Гарту принесли ланч в его комнату, а потом он проспал почти до самого обеда. Прибыл с багажом его лакей, и он поспешил принять ванну, прежде чем переодеться.
Прежде чем заснуть, Гарт вспомнил их встречу с Люсьеном и еще раз удивился разительной перемене, происшедшей с его другом. Исчезли не только похоронные одежды. Лицо Люсьена утратило неподвижность, оно вновь стало молодым и красивым — таким, каким было когда-то раньше.
Не может ли загадочная Кэт Харвей быть причиной этой метаморфозы? Гарт терялся в догадках. Какое отношение она вообще имеет к Тремэйн-Корту? Ее облик уж слишком не вязался с занимаемым ею местом. Одета она была просто, без единого украшения, и все же Люсьен определенно относился к ней не так, как если бы она просто была платной компаньонкой Эдмунда Тремэйна — вот уж более чем странное занятие для молодой независимой женщины — даже здесь, в Суссексе.

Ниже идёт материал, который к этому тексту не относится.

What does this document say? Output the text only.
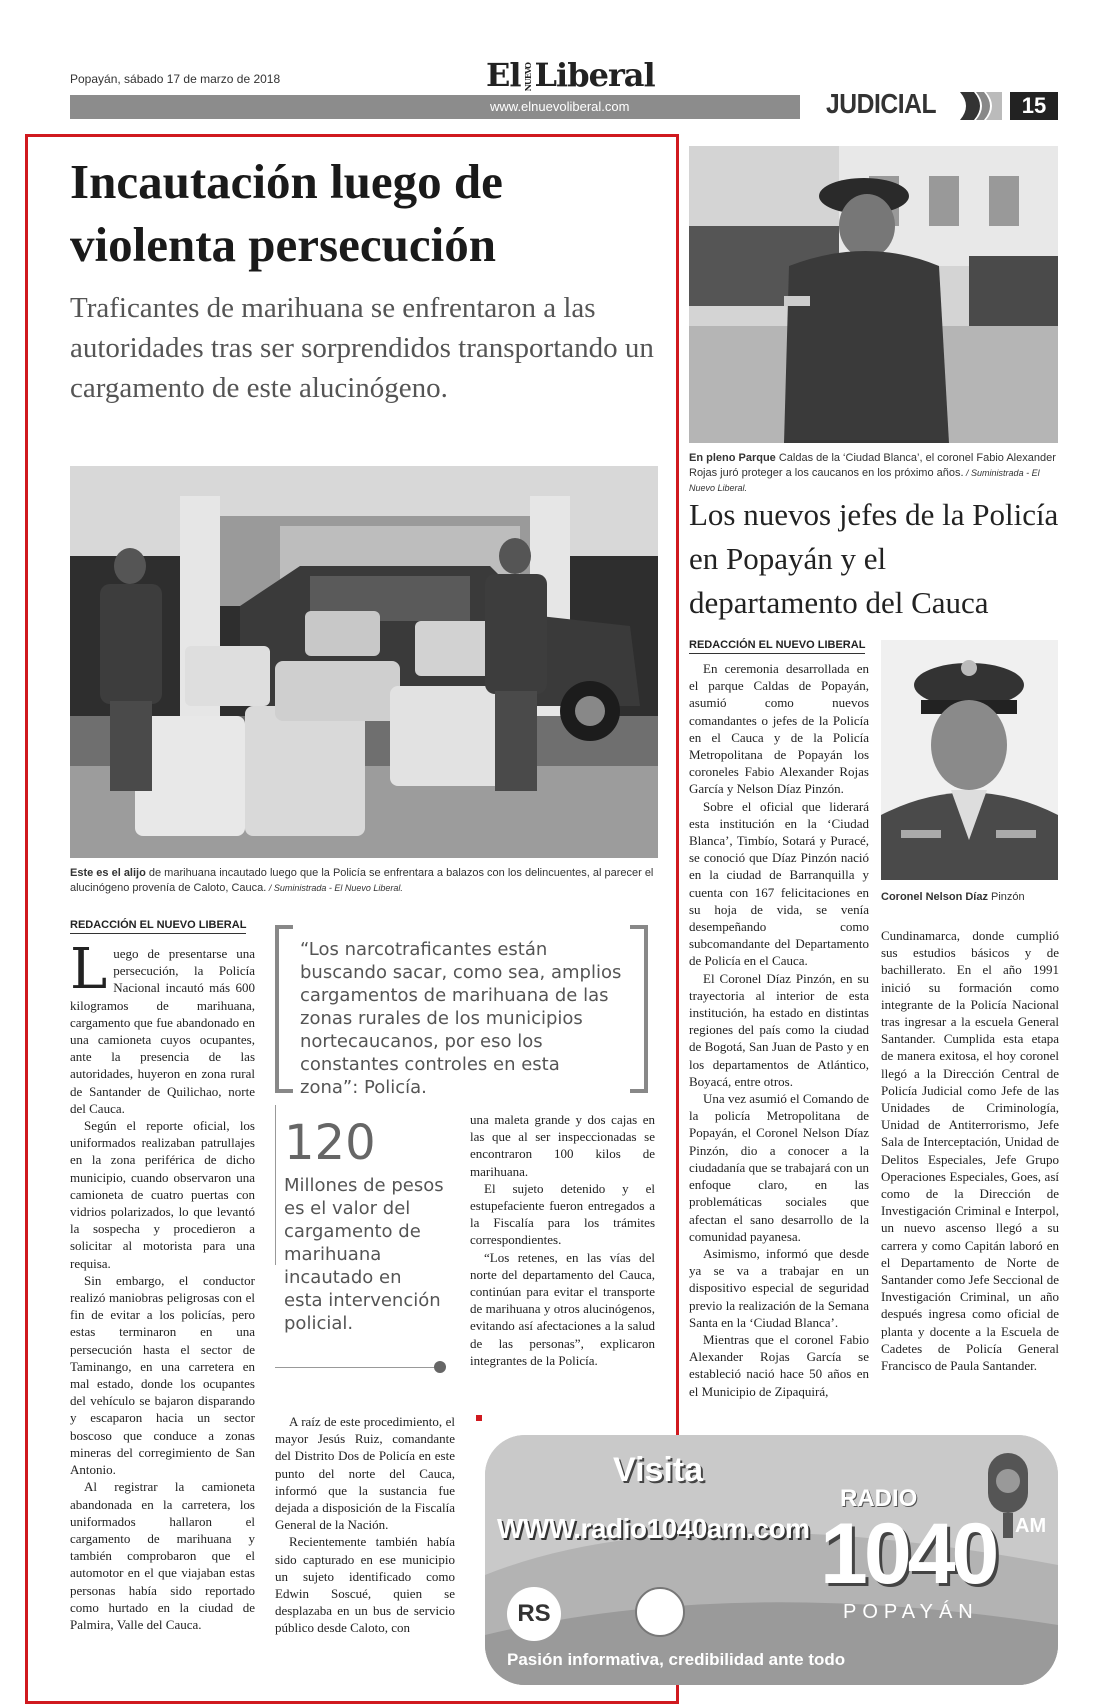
Popayán, sábado 17 de marzo de 2018	El NUEVOLiberal
www.elnuevoliberal.com	JUDICIAL	15
Incautación luego de violenta persecución
Traficantes de marihuana se enfrentaron a las autoridades tras ser sorprendidos transportando un cargamento de este alucinógeno.
Este es el alijo de marihuana incautado luego que la Policía se enfrentara a balazos con los delincuentes, al parecer el alucinógeno provenía de Caloto, Cauca. / Suministrada - El Nuevo Liberal.
REDACCIÓN EL NUEVO LIBERAL

Luego de presentarse una persecución, la Policía Nacional incautó más 600 kilogramos de marihuana, cargamento que fue abandonado en una camioneta cuyos ocupantes, ante la presencia de las autoridades, huyeron en zona rural de Santander de Quilichao, norte del Cauca.

Según el reporte oficial, los uniformados realizaban patrullajes en la zona periférica de dicho municipio, cuando observaron una camioneta de cuatro puertas con vidrios polarizados, lo que levantó la sospecha y procedieron a solicitar al motorista para una requisa.

Sin embargo, el conductor realizó maniobras peligrosas con el fin de evitar a los policías, pero estas terminaron en una persecución hasta el sector de Taminango, en una carretera en mal estado, donde los ocupantes del vehículo se bajaron disparando y escaparon hacia un sector boscoso que conduce a zonas mineras del corregimiento de San Antonio.

Al registrar la camioneta abandonada en la carretera, los uniformados hallaron el cargamento de marihuana y también comprobaron que el automotor en el que viajaban estas personas había sido reportado como hurtado en la ciudad de Palmira, Valle del Cauca.

“Los narcotraficantes están buscando sacar, como sea, amplios cargamentos de marihuana de las zonas rurales de los municipios nortecaucanos, por eso los constantes controles en esta zona”: Policía.
120
Millones de pesos es el valor del cargamento de marihuana incautado en esta intervención policial.

una maleta grande y dos cajas en las que al ser inspeccionadas se encontraron 100 kilos de marihuana.

El sujeto detenido y el estupefaciente fueron entregados a la Fiscalía para los trámites correspondientes.

“Los retenes, en las vías del norte del departamento del Cauca, continúan para evitar el transporte de marihuana y otros alucinógenos, evitando así afectaciones a la salud de las personas”, explicaron integrantes de la Policía.

A raíz de este procedimiento, el mayor Jesús Ruiz, comandante del Distrito Dos de Policía en este punto del norte del Cauca, informó que la sustancia fue dejada a disposición de la Fiscalía General de la Nación.

Recientemente también había sido capturado en ese municipio un sujeto identificado como Edwin Soscué, quien se desplazaba en un bus de servicio público desde Caloto, con

En pleno Parque Caldas de la ‘Ciudad Blanca’, el coronel Fabio Alexander Rojas juró proteger a los caucanos en los próximo años. / Suministrada - El Nuevo Liberal.
Los nuevos jefes de la Policía en Popayán y el departamento del Cauca
REDACCIÓN EL NUEVO LIBERAL

En ceremonia desarrollada en el parque Caldas de Popayán, asumió como nuevos comandantes o jefes de la Policía en el Cauca y de la Policía Metropolitana de Popayán los coroneles Fabio Alexander Rojas García y Nelson Díaz Pinzón.

Sobre el oficial que liderará esta institución en la ‘Ciudad Blanca’, Timbío, Sotará y Puracé, se conoció que Díaz Pinzón nació en la ciudad de Barranquilla y cuenta con 167 felicitaciones en su hoja de vida, se venía desempeñando como subcomandante del Departamento de Policía en el Cauca.

El Coronel Díaz Pinzón, en su trayectoria al interior de esta institución, ha estado en distintas regiones del país como la ciudad de Bogotá, San Juan de Pasto y en los departamentos de Atlántico, Boyacá, entre otros.

Una vez asumió el Comando de la policía Metropolitana de Popayán, el Coronel Nelson Díaz Pinzón, dio a conocer a la ciudadanía que se trabajará con un enfoque claro, en las problemáticas sociales que afectan el sano desarrollo de la comunidad payanesa.

Asimismo, informó que desde ya se va a trabajar en un dispositivo especial de seguridad previo la realización de la Semana Santa en la ‘Ciudad Blanca’.

Mientras que el coronel Fabio Alexander Rojas García se estableció nació hace 50 años en el Municipio de Zipaquirá,

Coronel Nelson Díaz Pinzón

Cundinamarca, donde cumplió sus estudios básicos y de bachillerato. En el año 1991 inició su formación como integrante de la Policía Nacional tras ingresar a la escuela General Santander. Cumplida esta etapa de manera exitosa, el hoy coronel llegó a la Dirección Central de Policía Judicial como Jefe de las Unidades de Criminología, Unidad de Antiterrorismo, Jefe Sala de Interceptación, Unidad de Delitos Especiales, Jefe Grupo Operaciones Especiales, Goes, así como de la Dirección de Investigación Criminal e Interpol, un nuevo ascenso llegó a su carrera y como Capitán laboró en el Departamento de Norte de Santander como Jefe Seccional de Investigación Criminal, un año después ingresa como oficial de planta y docente a la Escuela de Cadetes de Policía General Francisco de Paula Santander.

Visita
WWW.radio1040am.com
RADIO
1040 AM
POPAYÁN
RS
Pasión informativa, credibilidad ante todo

К тому же Кэт Харвей была очень привлекательна: высокая, гибкая, с прекрасным, одухотворенным лицом. По представлениям Гарта, подобные женщины не подходили на роль компаньонки, поддерживающей силы больного старика, — в противном случае им определенно не пристало целоваться с сыном хозяина дома.
Он пожал плечами. Да, сыновья хозяев часто целуют служанок — и часто позволяют себе намного большее, однако Гарт инстинктивно понимал, что Люсьена и мисс Харвей связывают отношения совершенно иного рода. Скорее, поведение Люсьена давало понять, что он имеет на нее серьезные виды, что они едва ли не помолвлены.
И это было весьма жаль. Гарт, никогда не упускавший такой возможности, был не прочь поразвлечься флиртом и пока находится в Тремэйн-Корте. Он знал, что Эдмунд Тремэйн тяжело болен. Согласно сведениям, полученным от Хоукинса — хотя и с превеликим трудом, — с матерью Люсьена сравнительно недавно произошел несчастный случай, сведший ее в могилу. Вряд ли при таких обстоятельствах приютивший его дом можно было считать веселым местом.
— Прошу прощения, но почему никто не предупредил меня, что к обеду у нас будет гость? Простите, сэр, не соблаговолите ли вы назвать мне ваше имя?
Гарт обернулся в сторону, откуда доносился этот звонкий, мелодичный голосок, и увидел столь нежное, прелестное создание, столь совершенное личико и формы, что ему пришлось проморгаться — причем дважды, — чтобы поверить своим глазам, говорившим о такой удаче.
Молодая женщина, стоявшая в дверях, являла собой восхитительную копию Венеры в миниатюре: от пышного ореола золотистых кудрей до кончиков вечерних атласных туфелек. Ее кожа, так и манившая прикоснуться, была восхитительного оттенка слоновой кости. Легкий румянец рдел на ее щеках, а яркие алые сочные губы были неотразимо соблазнительными.
А ее глаза! Разве бывают глаза такого цвета? Неужели природа способна была создать такой глубокий синий цвет?
Гарт на какое-то время остолбенел, но быстро оправился. Его лицо расцвело широкой улыбкой, он поспешил через всю комнату, чтобы изящно поклониться и припасть губами к прохладной благоухающей ручке.
— Мое имя, о великолепное создание, Гарт Стаффорд, и я уверен, что стал самым счастливым мужчиной на свете, оказавшись в одной комнате с вами. И если мне суждено погибнуть в эту самую минуту, я бы принял свою судьбу с радостью, страдая лишь оттого, что не сподобился узнать вашего имени, которое хотел бы прошептать при последнем дыхании.
Он задержал ее ручку в своей, и она не сделала попытки освободиться, позволяя ему растянуть это восхитительное мгновение.
— Ах, мистер Стаффорд, я ни за что на свете не желала бы стать причиной такого ужасного несчастья — я не хотела бы, чтобы из-за меня вообще кто-нибудь страдал. Обещайте мне, что не умрете, если я назову свое имя.
Гарт подхватил ее под ручку, увлекая к ближайшей козетке:
— Даю вам слово, о прекрасная леди.
Она хихикнула, усаживаясь на козетку, позаботившись, чтобы подол низко вырезанного платья раскинулся вокруг нее волнами легкого шелка сине-зеленого оттенка: ни дать ни взять богиня, выходящая из пены морской. Боже правый! Ошеломленному Гарту она показалась такой прелестной, что он уже готов был возомнить себя поэтом.